Une boussole stylisée placée sur un plan financier digital affichant des graphiques et chiffres, symbolisant la gestion et le pilotage de la trésorerie sur 12 mois

Publié le 15 juillet 2025

Félicitations, vous avez franchi le cap de la reprise. Les négociations sont terminées, le financement est bouclé, et vous tenez les rênes de votre nouvelle entreprise. Mais passé l’euphorie de la signature, une angoisse sourde s’installe souvent chez le repreneur : la peur du trou d’air, de la crise de liquidité soudaine qui pourrait tout balayer. Votre business plan montre une entreprise rentable, les tableurs sont au vert, mais la réalité opérationnelle est dictée par une seule loi : celle du cash. Une entreprise ne dépose pas le bilan parce qu’elle n’est pas rentable, mais parce qu’elle ne peut plus payer ses factures.

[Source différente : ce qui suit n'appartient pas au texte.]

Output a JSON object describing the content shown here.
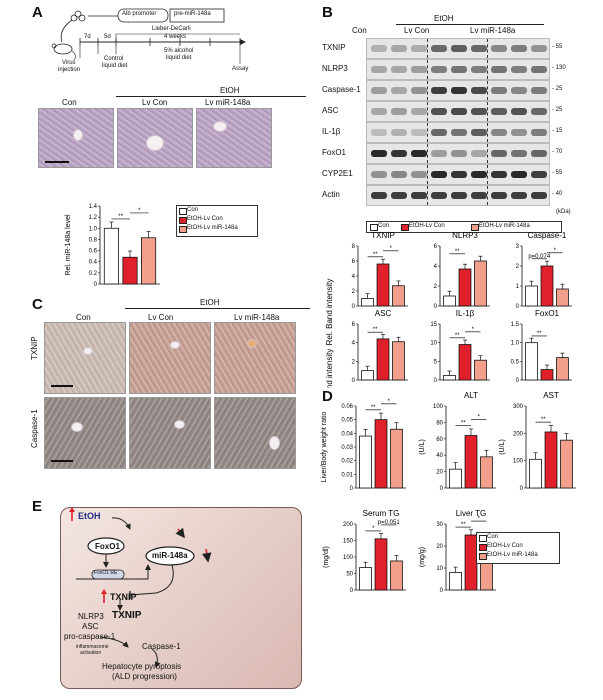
{
  "panels": {
    "a": "A",
    "b": "B",
    "c": "C",
    "d": "D",
    "e": "E"
  },
  "panel_a": {
    "promoter": "Alb promoter",
    "construct": "pre-miR-148a",
    "t7d": "7d",
    "t5d": "5d",
    "diet": "Lieber-DeCarli",
    "weeks": "4 weeks",
    "virus": "Virus",
    "injection": "injection",
    "control": "Control",
    "control_diet": "liquid diet",
    "alcohol": "5% alcohol",
    "alcohol_diet": "liquid diet",
    "assay": "Assay",
    "etoh": "EtOH",
    "con": "Con",
    "lvcon": "Lv Con",
    "lvmir": "Lv miR-148a"
  },
  "panel_b": {
    "etoh": "EtOH",
    "con": "Con",
    "lvcon": "Lv Con",
    "lvmir": "Lv miR-148a",
    "kda": "(kDa)",
    "blots": [
      {
        "name": "TXNIP",
        "mw": "55"
      },
      {
        "name": "NLRP3",
        "mw": "130"
      },
      {
        "name": "Caspase-1",
        "mw": "25"
      },
      {
        "name": "ASC",
        "mw": "25"
      },
      {
        "name": "IL-1β",
        "mw": "15"
      },
      {
        "name": "FoxO1",
        "mw": "70"
      },
      {
        "name": "CYP2E1",
        "mw": "55"
      },
      {
        "name": "Actin",
        "mw": "40"
      }
    ],
    "ylabel": "Rel. Band intensity"
  },
  "legend": {
    "con": "Con",
    "lvcon": "EtOH-Lv Con",
    "lvmir": "EtOH-Lv miR-148a"
  },
  "colors": {
    "con": "#ffffff",
    "lvcon": "#e0202b",
    "lvmir": "#f2a08c"
  },
  "panel_c": {
    "etoh": "EtOH",
    "con": "Con",
    "lvcon": "Lv Con",
    "lvmir": "Lv miR-148a",
    "row1": "TXNIP",
    "row2": "Caspase-1"
  },
  "panel_e": {
    "etoh": "EtOH",
    "foxo1": "FoxO1",
    "mir": "miR-148a",
    "foxo1re": "FoxO1 RE",
    "txnip1": "TXNIP",
    "nlrp3": "NLRP3",
    "txnip2": "TXNIP",
    "asc": "ASC",
    "procasp": "pro-caspase-1",
    "inflam1": "inflammasome",
    "inflam2": "activation",
    "casp1": "Caspase-1",
    "outcome1": "Hepatocyte pyroptosis",
    "outcome2": "(ALD progression)"
  },
  "chart_data": [
    {
      "type": "bar",
      "title": "",
      "ylabel": "Rel. miR-148a level",
      "ylim": [
        0,
        1.4
      ],
      "yticks": [
        "0",
        "0.2",
        "0.4",
        "0.6",
        "0.8",
        "1.0",
        "1.2",
        "1.4"
      ],
      "categories": [
        "Con",
        "EtOH-Lv Con",
        "EtOH-Lv miR-148a"
      ],
      "values": [
        1.0,
        0.48,
        0.83
      ],
      "sig": [
        {
          "label": "**"
        },
        {
          "label": "*"
        }
      ]
    },
    {
      "type": "bar",
      "title": "TXNIP",
      "ylabel": "",
      "ylim": [
        0,
        8
      ],
      "yticks": [
        "0",
        "2",
        "4",
        "6",
        "8"
      ],
      "categories": [
        "Con",
        "EtOH-Lv Con",
        "EtOH-Lv miR-148a"
      ],
      "values": [
        1.0,
        5.6,
        2.7
      ],
      "sig": [
        {
          "label": "**"
        },
        {
          "label": "*"
        }
      ]
    },
    {
      "type": "bar",
      "title": "NLRP3",
      "ylabel": "",
      "ylim": [
        0,
        6
      ],
      "yticks": [
        "0",
        "2",
        "4",
        "6"
      ],
      "categories": [
        "Con",
        "EtOH-Lv Con",
        "EtOH-Lv miR-148a"
      ],
      "values": [
        1.0,
        3.7,
        4.5
      ],
      "sig": [
        {
          "label": "**"
        }
      ]
    },
    {
      "type": "bar",
      "title": "Caspase-1",
      "ylabel": "",
      "ylim": [
        0,
        3
      ],
      "yticks": [
        "0",
        "1",
        "2",
        "3"
      ],
      "categories": [
        "Con",
        "EtOH-Lv Con",
        "EtOH-Lv miR-148a"
      ],
      "values": [
        1.0,
        2.0,
        0.85
      ],
      "sig": [
        {
          "label": "p=0.074"
        },
        {
          "label": "*"
        }
      ]
    },
    {
      "type": "bar",
      "title": "ASC",
      "ylabel": "",
      "ylim": [
        0,
        6
      ],
      "yticks": [
        "0",
        "2",
        "4",
        "6"
      ],
      "categories": [
        "Con",
        "EtOH-Lv Con",
        "EtOH-Lv miR-148a"
      ],
      "values": [
        1.0,
        4.4,
        4.1
      ],
      "sig": [
        {
          "label": "**"
        }
      ]
    },
    {
      "type": "bar",
      "title": "IL-1β",
      "ylabel": "",
      "ylim": [
        0,
        15
      ],
      "yticks": [
        "0",
        "5",
        "10",
        "15"
      ],
      "categories": [
        "Con",
        "EtOH-Lv Con",
        "EtOH-Lv miR-148a"
      ],
      "values": [
        1.2,
        9.5,
        5.3
      ],
      "sig": [
        {
          "label": "**"
        },
        {
          "label": "*"
        }
      ]
    },
    {
      "type": "bar",
      "title": "FoxO1",
      "ylabel": "",
      "ylim": [
        0,
        1.5
      ],
      "yticks": [
        "0",
        "0.5",
        "1.0",
        "1.5"
      ],
      "categories": [
        "Con",
        "EtOH-Lv Con",
        "EtOH-Lv miR-148a"
      ],
      "values": [
        1.0,
        0.28,
        0.6
      ],
      "sig": [
        {
          "label": "**"
        }
      ]
    },
    {
      "type": "bar",
      "title": "",
      "ylabel": "Liver/Body weight ratio",
      "ylim": [
        0,
        0.06
      ],
      "yticks": [
        "0",
        "0.01",
        "0.02",
        "0.03",
        "0.04",
        "0.05",
        "0.06"
      ],
      "categories": [
        "Con",
        "EtOH-Lv Con",
        "EtOH-Lv miR-148a"
      ],
      "values": [
        0.038,
        0.05,
        0.043
      ],
      "sig": [
        {
          "label": "**"
        },
        {
          "label": "*"
        }
      ]
    },
    {
      "type": "bar",
      "title": "ALT",
      "ylabel": "(U/L)",
      "ylim": [
        0,
        100
      ],
      "yticks": [
        "0",
        "20",
        "40",
        "60",
        "80",
        "100"
      ],
      "categories": [
        "Con",
        "EtOH-Lv Con",
        "EtOH-Lv miR-148a"
      ],
      "values": [
        23,
        64,
        38
      ],
      "sig": [
        {
          "label": "**"
        },
        {
          "label": "*"
        }
      ]
    },
    {
      "type": "bar",
      "title": "AST",
      "ylabel": "(U/L)",
      "ylim": [
        0,
        300
      ],
      "yticks": [
        "0",
        "100",
        "200",
        "300"
      ],
      "categories": [
        "Con",
        "EtOH-Lv Con",
        "EtOH-Lv miR-148a"
      ],
      "values": [
        105,
        205,
        175
      ],
      "sig": [
        {
          "label": "**"
        }
      ]
    },
    {
      "type": "bar",
      "title": "Serum TG",
      "ylabel": "(mg/dl)",
      "ylim": [
        0,
        200
      ],
      "yticks": [
        "0",
        "50",
        "100",
        "150",
        "200"
      ],
      "categories": [
        "Con",
        "EtOH-Lv Con",
        "EtOH-Lv miR-148a"
      ],
      "values": [
        68,
        155,
        88
      ],
      "sig": [
        {
          "label": "*"
        },
        {
          "label": "p=0.051"
        }
      ]
    },
    {
      "type": "bar",
      "title": "Liver TG",
      "ylabel": "(mg/g)",
      "ylim": [
        0,
        30
      ],
      "yticks": [
        "0",
        "10",
        "20",
        "30"
      ],
      "categories": [
        "Con",
        "EtOH-Lv Con",
        "EtOH-Lv miR-148a"
      ],
      "values": [
        8,
        25,
        18
      ],
      "sig": [
        {
          "label": "**"
        },
        {
          "label": "*"
        }
      ]
    }
  ]
}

Ce guide n’est pas un cours de comptabilité théorique. Il est conçu comme le GPS de vos 12 premiers mois, une période critique où chaque décision a un impact direct sur votre trésorerie. Nous allons aborder les aspects cruciaux du pilotage financier, en allant au-delà des simples chiffres pour parler de stratégie de survie et de croissance. Nous verrons comment anticiper les décaissements liés aux ajustements de prix post-acquisition ou comment gérer les covenants de votre dette d’acquisition, mais surtout, comment construire un plan de trésorerie qui soit un véritable outil de pilotage et non un simple document administratif. L’objectif est simple : vous donner les clés pour transformer la gestion de trésorerie en votre meilleur allié stratégique, afin que vous puissiez vous concentrer sur le développement de l’entreprise en toute sérénité.

Pour ceux qui préfèrent une approche pratique et visuelle, la vidéo suivante offre un excellent tutoriel pour mettre en place les bases de votre plan de trésorerie sur un outil que vous maîtrisez déjà. C’est un complément parfait pour passer de la stratégie de cet article à l’action concrète.

Cet article est structuré pour vous guider pas à pas, des erreurs à éviter aux outils à maîtriser. Voici les points clés que nous allons explorer en détail pour faire de vous le copilote financier aguerri de votre propre entreprise :

Sommaire : Piloter sa trésorerie après une reprise d’entreprise

Les erreurs initiales qui peuvent fausser votre plan de trésorerie

Avant même de tracer la première ligne de votre prévisionnel, il est crucial de prendre conscience des pièges qui le rendent obsolète avant même d’avoir commencé. Le plus grand danger est de considérer le plan de trésorerie comme un exercice ponctuel. La réalité est que le cash est un flux vivant, qui doit être surveillé en permanence. L’optimisme excessif, la confusion entre bénéfice et trésorerie, ou la sous-estimation des délais de paiement sont autant de biais qui transforment un outil de pilotage en une fiction rassurante mais dangereuse. Une donnée alarmante révèle que 80% des entreprises en difficulté ne suivaient pas leur trésorerie au quotidien, comme le souligne une analyse sur la gestion de trésorerie. C’est la preuve que l’absence de suivi est le chemin le plus court vers la crise.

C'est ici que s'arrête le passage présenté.